Above the Horison: Postscript

Stop running away at the sight of this title, ya scaredy-blogger.

Really. I’m done exhausting and exhuming the story of my grandma and dad. But at this point, before I move back to the usual programming of posts that detail how Jessica Alba is somehow like a Shamrock Shake–and other random pop culturized profundities that are, in truth, what actually occupy my brain–I thought I’d squeeze one more drop out of this family tale.

By now, it’s not much more than a vanity project. Interestingly, the vanity has come about because–and hold your mullet here, Wayne!–I’ve actually learned how to use our scanner, and therefore I am veddy, veddy proud of my small, delicate, “copy-button”-pushing finger, the one what has bravely helped a host of old family photos to become computer friendly. Honest to Edison, before these past weeks, when I’d use pre-2004 photos on my blog, I’d just prop them up on the counter out on the back porch and take pictures of them that way. Good, old-fashioned digitization and all.

So as long as I’m feeling flush with pride over my techno-smarts, and so long as I’m struggling to grade the work of 90 online summer students and therefore have smallish writing time, and so long as we’re pondering family and how its members resonate through the generations, I thought I’d provide this mini-album of photos.

My dad? Was talented and pragmatic and gentle and awesome. My eight-year-old girl, who is talented in her own fashion but not necessarily musically, is doing her best to occasionally hit the right note and sporadically find the dominant beat. But she LOVES her music, as did my dad. And she’s definitely pragmatic and gentle and awesome.

Look at these two Beethovens, in photos taken decades apart. Legacy, indeed.

Dad at the wheel

Girl in her first recital, last weekend

Dad, as I remember him best

Girl, feelin’ groovy

Dad, in tails, directing his college choir

Girl, taking direction and managing to use her hands and voice simultaneously

And then.

There’s Wee Niblet Paco Dinko, the five-year-old here in the house. As resident goofa$$, he is clearly mine. But how, exactly, can he be traced back to my dad and that serious branch of the family?

This might be our only evidence of a relationship.

Jocelyn

About Jocelyn

There's this game put out by the American Girl company called "300 Wishes"--I really like playing it because then I get to marvel, "Wow, it's like I'm a real live American girl who has 300 wishes, and that doesn't suck, especially compared to being a dead one with none."

Comments

Above the Horison: Postscript — 20 Comments

  1. Dinko’s your wild card, a spontaneous genetic mutation that ensures the survival of the species through diversification of skills.

    Honest.

    I didn’t just make that up.

    Oh no.

    Puss

  2. your dad is smiling down at your girl and no doubt laughing his stoic finnish butt off in the afterworld as he regards the boy.

  3. It’s the nostrils. Clearly related.

    I envy you your scanning skills. We had a broken scanner next to our computer for several years, which I finally got tired of dusting every 6 months (because I firmly believe one should only waste time dusting if one can really feel good about the difference before and after). I think I may have to resort to your technique of photographing the photo. Simple, yet brilliant, and I am embarassed to say, one I had just not thought of.

  4. Ya know, your kids may just surprise the living daylights out of you one of these days, as they grow and mature and suddenly, out of no where, you see this or that family trait, or resemblance or talent emerging! My kids are 41, 35 and 32 and they still never cease to amaze me as I see little bits and pieces of various others of my family, long passed from here, showing up in each of them. And what a glorious feeling it is to see those people re-appearing in my life after all these years too! Trust me.
    Peace!

  5. You’ll probably never talk to me again after coming out with this but I can’t help myself.
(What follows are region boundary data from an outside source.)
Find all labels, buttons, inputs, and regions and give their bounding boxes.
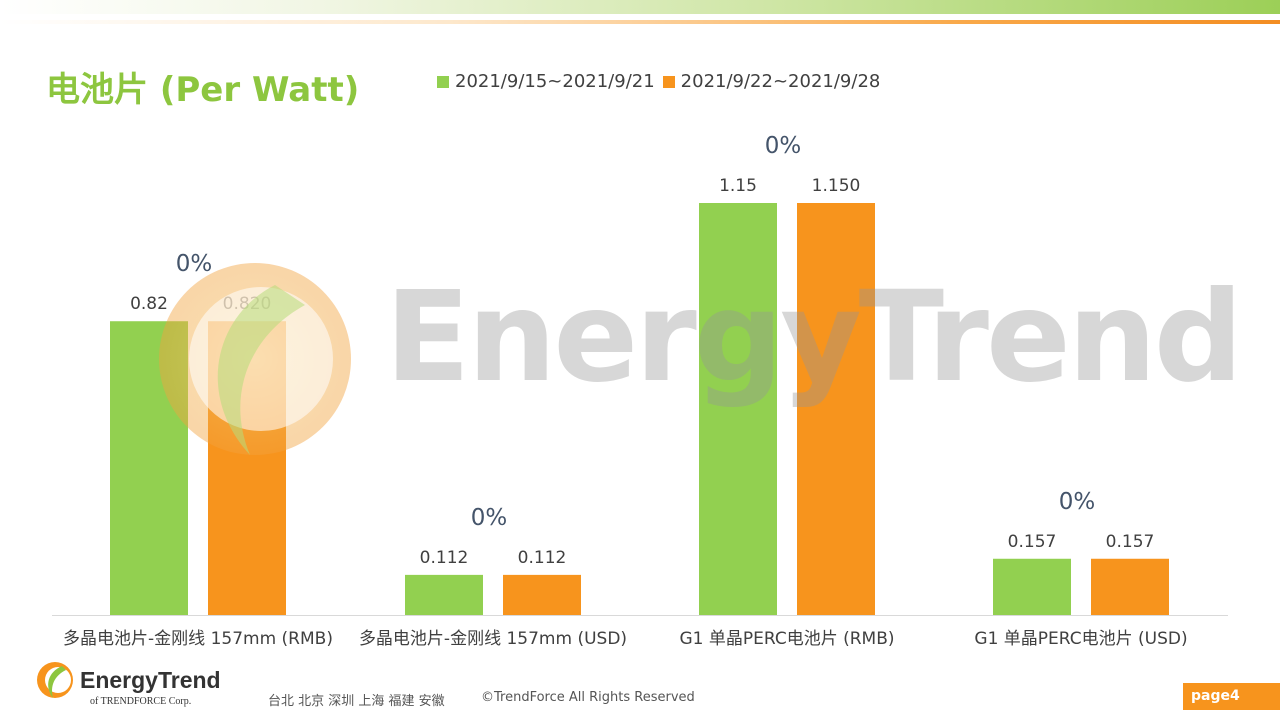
- logo-name: EnergyTrend: [80, 667, 221, 693]
- slide-title: 电池片 (Per Watt): [46, 70, 360, 110]
- legend-item-series-1: 2021/9/15~2021/9/21: [437, 71, 655, 92]
- data-label-series-2-cat-2: 0.112: [518, 548, 567, 568]
- legend-label-series-1: 2021/9/15~2021/9/21: [455, 71, 655, 92]
- legend-item-series-2: 2021/9/22~2021/9/28: [662, 71, 881, 92]
- data-label-series-1-cat-1: 0.82: [130, 294, 168, 314]
- energytrend-logo-icon: [37, 662, 73, 698]
- bar-series-2-cat-3: [797, 203, 875, 615]
- page-number-badge: page4: [1183, 683, 1280, 710]
- data-label-series-1-cat-4: 0.157: [1008, 532, 1057, 552]
- bar-series-2-cat-4: [1091, 558, 1169, 615]
- change-label-cat-1: 0%: [176, 251, 213, 277]
- data-label-series-2-cat-4: 0.157: [1106, 532, 1155, 552]
- footer-cities: 台北 北京 深圳 上海 福建 安徽: [268, 694, 445, 709]
- category-label-4: G1 单晶PERC电池片 (USD): [974, 629, 1187, 649]
- legend-label-series-2: 2021/9/22~2021/9/28: [680, 71, 881, 92]
- footer-copyright: ©TrendForce All Rights Reserved: [481, 690, 695, 705]
- data-label-series-1-cat-2: 0.112: [420, 548, 469, 568]
- data-label-series-2-cat-3: 1.150: [812, 176, 861, 196]
- legend-swatch-series-2: [662, 75, 675, 88]
- bar-series-1-cat-4: [993, 558, 1071, 615]
- change-label-cat-3: 0%: [765, 133, 802, 159]
- data-label-series-1-cat-3: 1.15: [719, 176, 757, 196]
- data-label-series-2-cat-1: 0.820: [223, 294, 272, 314]
- legend-swatch-series-1: [437, 75, 449, 88]
- footer-logo: EnergyTrend of TRENDFORCE Corp.: [36, 660, 226, 716]
- category-label-1: 多晶电池片-金刚线 157mm (RMB): [63, 629, 333, 649]
- bar-series-1-cat-3: [699, 203, 777, 615]
- top-gradient-band: [0, 0, 1280, 14]
- category-label-2: 多晶电池片-金刚线 157mm (USD): [359, 629, 627, 649]
- bar-series-2-cat-2: [503, 574, 581, 615]
- change-label-cat-4: 0%: [1059, 489, 1096, 515]
- bar-series-1-cat-1: [110, 321, 188, 615]
- bar-series-2-cat-1: [208, 321, 286, 615]
- chart-legend: 2021/9/15~2021/9/21 2021/9/22~2021/9/28: [437, 71, 888, 92]
- bar-series-1-cat-2: [405, 574, 483, 615]
- change-label-cat-2: 0%: [471, 505, 508, 531]
- category-label-3: G1 单晶PERC电池片 (RMB): [679, 629, 894, 649]
- top-orange-line: [0, 20, 1280, 24]
- logo-sub: of TRENDFORCE Corp.: [90, 696, 192, 707]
My first thought upon seeing your dad at that very grand piano was that if a sports car is supposedly a symbol for a man’s, erm, manhood, then what is a piano if not the same thing?
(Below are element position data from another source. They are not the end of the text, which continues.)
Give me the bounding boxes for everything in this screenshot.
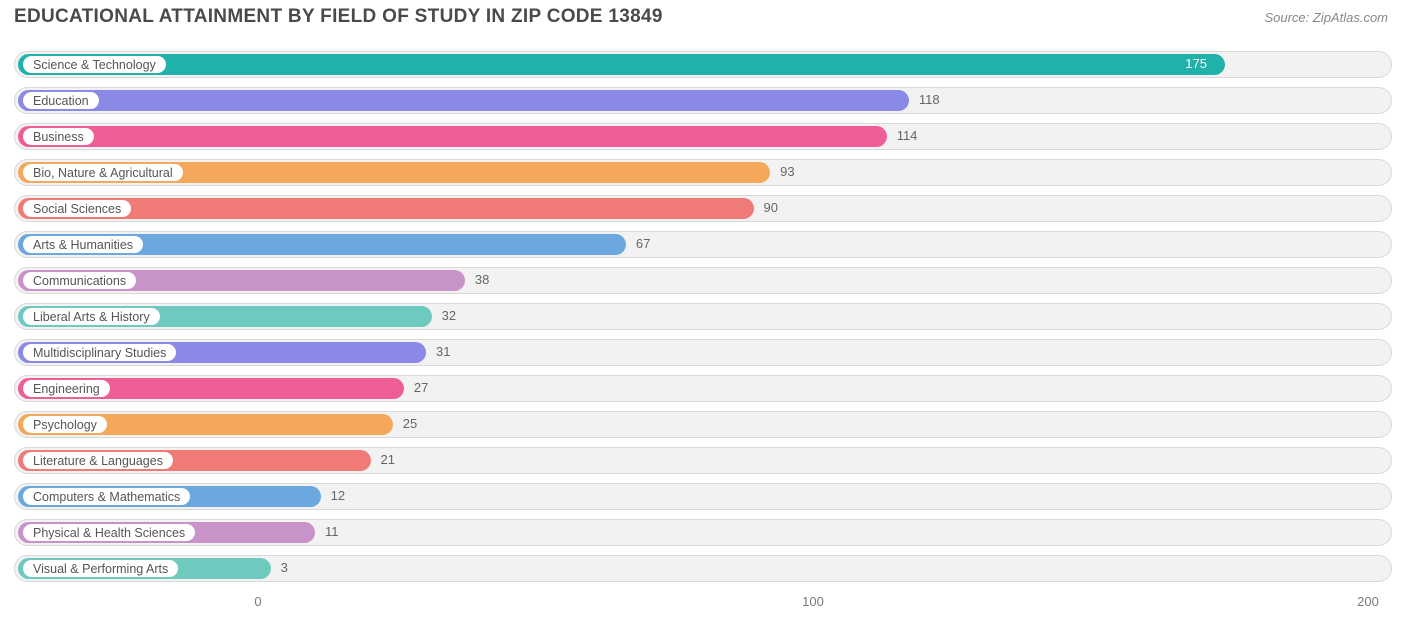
bar-value: 31 [436,344,450,359]
bar-value: 11 [325,524,339,539]
bar-label-pill: Engineering [23,380,110,397]
bar-label-pill: Computers & Mathematics [23,488,190,505]
bar [18,54,1225,75]
bar-row: Physical & Health Sciences 11 [14,516,1392,550]
bar-row: Literature & Languages 21 [14,444,1392,478]
bar-label-pill: Physical & Health Sciences [23,524,195,541]
bar-row: Arts & Humanities 67 [14,228,1392,262]
bar-row: Education 118 [14,84,1392,118]
bar-value: 3 [281,560,288,575]
bar [18,90,909,111]
source-label: Source: ZipAtlas.com [1264,10,1388,25]
bar-value: 12 [331,488,345,503]
bar-label-pill: Liberal Arts & History [23,308,160,325]
bar-row: Liberal Arts & History 32 [14,300,1392,334]
bar-value: 27 [414,380,428,395]
bar-row: Visual & Performing Arts 3 [14,552,1392,586]
bar-value: 25 [403,416,417,431]
bar-row: Social Sciences 90 [14,192,1392,226]
bar-label-pill: Literature & Languages [23,452,173,469]
bar-label-pill: Social Sciences [23,200,131,217]
bar-label-pill: Communications [23,272,136,289]
bar-row: Business 114 [14,120,1392,154]
chart-plot-area: Science & Technology 175 Education 118 Busin… [14,48,1392,594]
bar-row: Science & Technology 175 [14,48,1392,82]
bar-label-pill: Visual & Performing Arts [23,560,178,577]
bar-value: 38 [475,272,489,287]
bar-row: Psychology 25 [14,408,1392,442]
bar-label-pill: Science & Technology [23,56,166,73]
x-tick: 100 [802,594,824,609]
bar-value: 67 [636,236,650,251]
x-tick: 200 [1357,594,1379,609]
bar-label-pill: Business [23,128,94,145]
bar-value: 114 [897,128,918,143]
bar-label-pill: Arts & Humanities [23,236,143,253]
bar-row: Computers & Mathematics 12 [14,480,1392,514]
bar-row: Bio, Nature & Agricultural 93 [14,156,1392,190]
x-axis: 0 100 200 [14,594,1392,614]
bar-value: 21 [381,452,395,467]
bar-value: 32 [442,308,456,323]
chart-title: EDUCATIONAL ATTAINMENT BY FIELD OF STUDY… [14,6,663,28]
bar-label-pill: Bio, Nature & Agricultural [23,164,183,181]
bar-value: 90 [764,200,778,215]
x-tick: 0 [254,594,261,609]
bar-label-pill: Multidisciplinary Studies [23,344,176,361]
bar-value: 93 [780,164,794,179]
bar-value: 175 [1185,56,1207,71]
bar-row: Multidisciplinary Studies 31 [14,336,1392,370]
bar-value: 118 [919,92,940,107]
bar-label-pill: Psychology [23,416,107,433]
bar-row: Communications 38 [14,264,1392,298]
bar-row: Engineering 27 [14,372,1392,406]
bar [18,126,887,147]
bar-label-pill: Education [23,92,99,109]
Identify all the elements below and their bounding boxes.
  6. I don’t know if I’ve had a picture of me taken with a regular face in the past dozen years, which means I’m just as childish as my exes say I am.

  7. Great photos. And you know, every family needs a resident goofass. Sadly, my family of three has three.

  8. I would add to Glamourpuss’s comment that Groomeo added hybrid vigor to the equation. So Paco Dinko could be a super-human goofass. Rare indeed.

  9. So girl is following in her Granpa’s musical footsteps I see. As for Wee Niblet Paco Dinko, you might want to consider spontaneous genetic rearrangement as an explanation. The genes are there, they just decided to express themselves in a more original way. ;)

  10. I’m sure in his own mind,your dad’s face looked exactly like Wee Niblet Paco Dinko every time something went wrong mechanically, but he just kept that cool control personna.My father-in-law was the intelligent one at university that wasn’t allowed to enlist to go to WW2,being seen as too sensitive, and not robust enough.He really wanted to go,made more difficult by the constant family accolades surrounding his enlisted brother.Personally I think everyone was doing the FIL a favour and knew him very well!